Changement de braquet pour Kiyoshi Kurosawa après Creepy
[pour en savoir+] puisque son nouveau long-métrage Avant que nous
disparaissions se pare des atours d’un film d’invasion qui interroge le Japon
sur ses travers sociétaux. Adaptation d’une pièce de théâtre de Tomohiro
Maekawa, l’intrigue part d’une idée originale où trois extraterrestres prennent
possession de corps humains en vue de l’invasion imminente de la Terre ;
ces éclaireurs ayant pour fonction de collecter des « concepts » aux
humains – qu’il s’agisse du sens de la famille ou de la notion de soi par
rapport aux autres par exemple - afin d’en appréhender le fonctionnement en tant que
civilisation.
Cet étrange film d’invasion, mâtiné de body snatcher aux accents délicieusement
absurdes, s’avère autant une dissection anthropologique des interactions
communautaires régissant la société japonaise – la famille, la propriété, le
travail ainsi que le couple – que des dérives occasionnées par cet
environnement exacerbé comme le harcèlement, le cloisonnement et la détresse
affective. Cet opus s’avère en outre un petit précis de mise en scène dont
Kiyoshi Kurosawa a le secret entre cadrages alertes pour la composition des
plans, sur-cadrages millimétrés des personnages en fonction de l’importance que
ceux-ci revêtent et effets de dissonance inattendus comme cette ouverture sanglante
semi-burlesque sur une illustration musicale entraînante. Nanti d’un budget un
peu plus fourni que de coutume, Kurosawa peut également donner libre court à
ses envies d’action sur le tournage dont une impressionnante course
poursuite ponctuée d’explosions, où un plan séquence ample calibré pour
exploiter les effets spéciaux en post-production donne la mesure de la
confrontation imminente avec le péril alien.
Ryûhei Matsuda, acteur au faciès atypique, s’avère l’interprète
idéal pour véhiculer l’étrangeté nécessaire aux différents aspects de ce film, couplant
brillamment la romance naissante au sein d’un couple fracturé à un récit de fin
du monde. Le reste du casting impeccable donne le liant nécessaire pour que
cohabitent les ruptures de ton qui émaillent tout du long, à l’instar de Yuri
Tsunematsu qui est aussi à l’aise dans les tueries froides que dans les échanges
de dialogues cocasses. La conclusion apocalyptique renvoie dans les effets
déployés aux séquences stupéfiantes de précédents opus du réalisateur comme
Charisma ou Kaïro. Excepté que cette fois-ci, l'optimisme de Kurosawa semble prendre le dessus puisque la fin fonctionne comme un négatif à l’issue nihiliste
de Kaïro, résonnant de la charge émotionnelle déchirante du couple
formé par Ryûhei Matsuda et Masami Nagasawa.

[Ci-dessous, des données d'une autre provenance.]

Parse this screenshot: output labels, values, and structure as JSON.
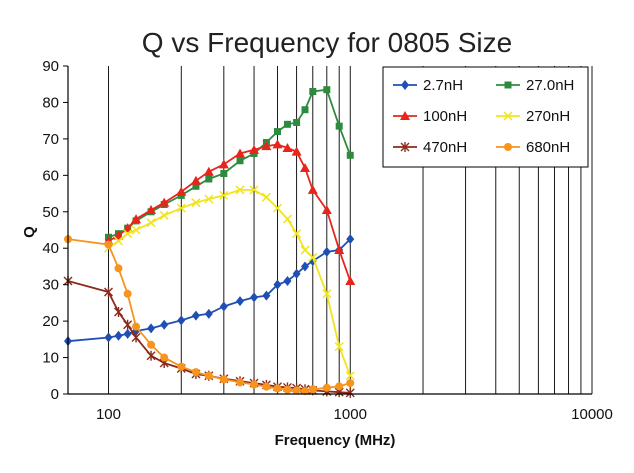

A noter que la pièce de Tomohiro Maekawa revêt une
importance particulière pour le réalisateur puisque nous pourrons également
découvrir dans les salles au mois de juillet son prochain film Invasion, soit un
montage cinéma de la série télévisée Yochô: Sanpo suru Shinryakusha (un traitement similaire à celui opéré pour la diffusion de Shokuzai hors de l'archipel nippon). Cette série constitue une autre
adaptation pour le petit écran de cette histoire d’invasion, avec un casting
renouvelé dans ce qui pourrait être une variation sensiblement différente du
traitement d’Avant que nous disparaissions.